Ataques em escolas e creches: divulgação de fotos e vídeos dos agressores promove “efeito contágio”
Má conduta na cobertura de atentados aumenta a chance de acontecer outras tragédias, como as registradas em Blumenau, nesta quarta-feira (5), e em São Paulo, há duas semanas.
O número de ataques a escolas e creches no Brasil, como os registrados em Blumenau nesta quarta-feira (5), e em São Paulo no dia 27 de março, tem aumentado de forma preocupante. Com um total de 25 casos registrados desde 2002, 72% dos ataques a instituições de ensino aconteceram entre 2017 e 2023.
- Receba as novidades de Maringá pelo Whatsapp ou Telegram.
- Siga o Maringa.Com no Instagram ou Google News.
O crescente número de ataques tem preocupado, além da sociedade geral, os especialistas, que julgam a má conduta na cobertura dos casos como o principal fator de incentivo a novas tragédias.
No Brasil, os casos com maior número de mortos foram registrados em 2011 na Escola Municipal Tasso da Silveira, no Rio de Janeiro, com 13 mortos; em 2017 na Creche Gente Inocente, em Janaúba (MG), com 14 mortes e em 2019 na Escola Estadual Raul Brasil, em Suzano (SP), com nove vítimas fatais.
Outros casos registrados a partir de 2017 foram em Goiânia (GO), Medianeira (PR), Charqueadas (RS), Caraí (MG), Americana (SP), Rio de Janeiro (RJ), Vitória (ES), Morro (BA), Barreiras (BA), Sobral (CE), Mesquita (RJ), Ipaussu (SP), Monte Mor (SP), São Paulo (SP) e Saudades (SC). A maioria em 2022.
Chamado de “efeito contágio”, pesquisadores destacam que quando um ataque violento acontece em uma escola, a probabilidade de outros acontecerem se intensifica.
“Quando a mídia publica imagens do agressor ou cenas do atentado, tudo isso potencializa esse efeito contágio para outros que estão sendo radicalizados. Eles se sentem mais mobilizados a cometer atentados que já estavam planejando”, explica a pesquisadora do Monitor do Debate Político no Meio Digital da Universidade de São Paulo (USP), Michele Prado, em entrevista à BBC News Brasil.
Esse fenômeno explica a proximidade de tempo entre os ataques registrados em Blumenau (SC) e em São Paulo (SP), que possuem uma janela de efeito contágio de apenas nove dias. De acordo com Prado, essa janela pode durar até 15 dias para imitadores realizarem novos ataques.
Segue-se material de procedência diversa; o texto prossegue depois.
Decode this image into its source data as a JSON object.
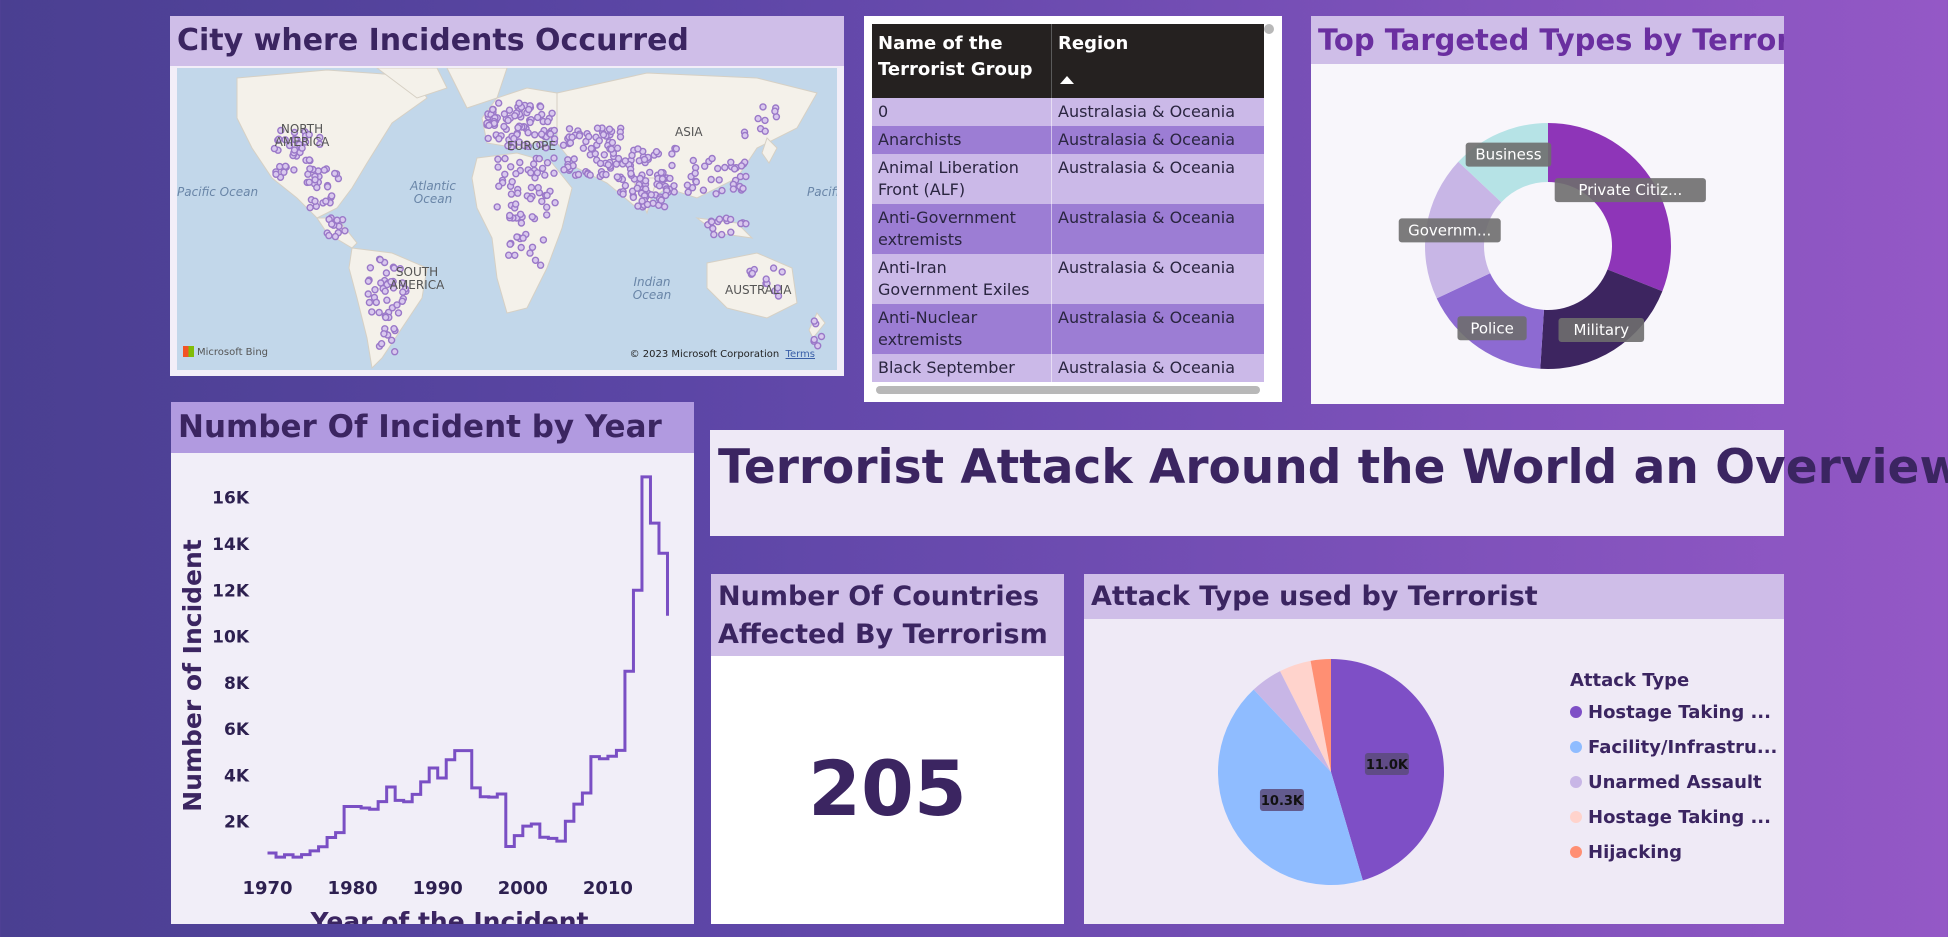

Em alerta, a especialista destaca que a maioria dos agressores se mobilizam em subculturas extremistas presentes na internet para planejar ataques a comunidades vulneráveis, como é o caso das escolas e creches.
“O atentado de São Paulo em 27 de março foi muito comemorado nessas subculturas de ódio online, pelo fato de, mesmo tendo sido realizado com arma branca, ter resultado em morte. Em alguns casos eles estavam anunciando e instruindo que os alvos deveriam ser mais vulneráveis. Então o agressor de Blumenau pode ter buscado uma creche com esse objetivo”, analisa a especialista.
Entre as culturas responsáveis por mobilizações desses ataques estão a do ódio às mulheres, a do racismo e a exaltação de símbolos neonazistas e fascistas.
Além de matar, o objetivo desses agressores é conquistar notoriedade e influenciar iniciativas para novos ataques. Por isso, a propagação de dados pessoais, fotos e demais informações sobre os responsáveis pelos ataques deve ser evitada pela mídia.
Atento a influência e danos que divulgações irresponsáveis podem causar a curto ou longo prazo, o Grupo Globo, maior rede de comunicação do Brasil, anunciou mudanças na forma de abordar ataques extremistas como os dois registrados nos últimos 10 dias.
Há anos a empresa tinha como política divulgar nome e foto dos agressores apenas uma vez. Agora, com o objetivo de não dar fama aos responsáveis pelos ataques, a empresa adotou uma medida mais restritiva de jamais publicar ou divulgar fotos e nome do agressor e vídeos dos atentados. Exemplo que deve ser adotado por todos os veículos de comunicação.
A medida foi adotada após recomendações de “renomados especialistas do tema que destacam que dar visibilidade a agressores pode servir como um estímulo a novos ataques”, explica a empresa em nota oficial.
No entanto, o combate a esse tipo de movimento vai além do que deve ou não ser divulgado pela mídia.
De acordo com Daniel Cara, professor da Faculdade de Educação da USP, o combate a esse movimento deve priorizar a fiscalização e o monitoramento do discurso de ódio presente na internet; realização de campanhas de conscientização; formação na escola sobre os riscos de ataques e a prevenção, além de protocolos de como lidar com possíveis ataques.